Change of Place, Change of Paradigm
If music doesn’t sell I’ll sell myself
June 30th 2017
Slight change of paradigm, since my family and I left Australia in April. Maybe the exercise of packing everything and piling it in a storage shed had a wider resonance. Since then I’ve drawn a line through things. I’ve stripped back my concerns – I don’t have a guitar, an audio interface, a microphone. Don’t have a bunch of manuscripts in a box either. What I have, for the most part, is my notebooks, and a flood of feelings, ideas, observations. At the same time, just before leaving Byron Shire, I told myself I would “give up” journal-writing. It takes so much time and creative energy – energy which I could be using for more extroverted projects – and besides, do I really want another pile of notebooks, which would have to be shipped home to Australia?
But a funny thing happened here in London (my home-base, for now, amid frequent side-trips): I found a compromise. Give up journalling? Sure: I don’t write a journal, I write a blog – Hand Drawn Heart – the idea being that everything I write I publish. A public journal, maybe, but since it’s public it’s more than a journal.
Hand Drawn Heart
- “Pen vs Keyboard”
The pen is mightier than the sword, but than the keyboard? - “Isolation”
I’m 43, and I’m waiting to be born. - “Hunger”
I thought of Knut Hamsun when I stumbled into Old Street Studios. - “Shame”

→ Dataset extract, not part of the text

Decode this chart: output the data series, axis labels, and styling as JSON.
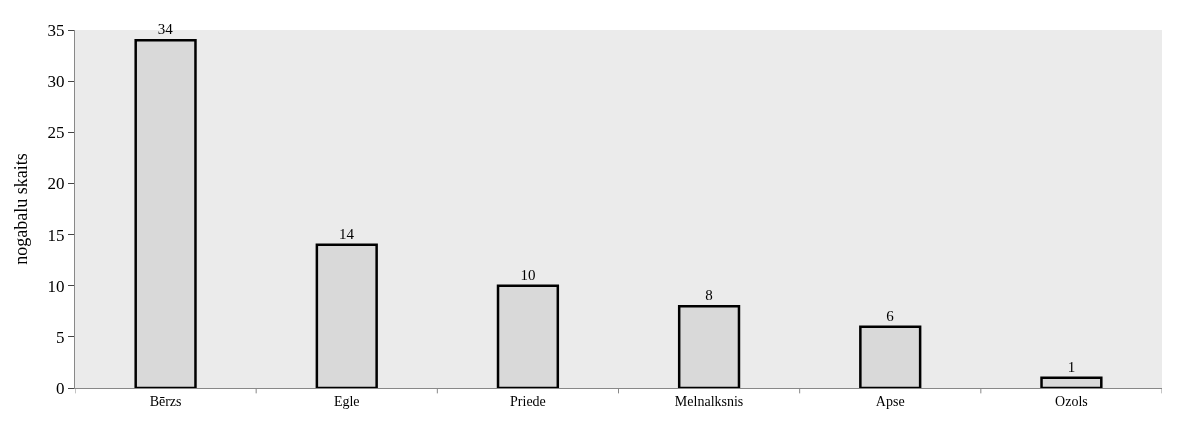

I don’t know if I’ll ever be genuinely proud to be Australian.
Of course there’s more – I’ve got 15 posts handwritten waiting for me to type them up. I can’t stop! It brings a new dimension to my thought-process when I sit down to write in the mornings. I’d been craving a forum to discuss the creative process, and how it conflicts with practical concerns, and with family, and – who knows? – with well-being. Hand Drawn Heart, then, is a crucible, in which I seek to apprehend my creative destiny. Or so I tell myself. Sometimes I think it’s only a justification to sit and drink coffee.
Meanwhile I’ve ramped up my reviewing again, after a hiatus while I was recording…
Book reviews
- Johnny Marr
Set the Boy Free
(music biography) - Octavia Butler
Imago
(science fiction) - Elena Ferrante
The Days of Abandonment
(Italian literature) - Chris Ware
Building Stories
(comics)
Music reviews
- Floating Points
Elaenia
(future jazz) - Tricky
Nearly God
(trip-hop) - Visible Cloaks
Reassemblage
(electronica) - Ed Kuepper
Lost Cities
(art-rock)
Oh, and my first release as Light Traveller, Same Stars Shine, is almost done. I got it mastered by Jerry Kandiah (engineer, Gang of Four / Killing Joke) at Old Street Studios during my second week in London. Cover-design and promotion are in the works.
The “new paradigm”, then? Pragmatic. To have done all this work – two years recording Light Traveller – and then consign it to oblivion?! Somehow I need to engage people, make them listen, let ’em know I’m for real. If music doesn’t sell then I’ll sell myself. I’ve been doing this – writing / rocking – for 25 years now. You can bet I’m not backing down.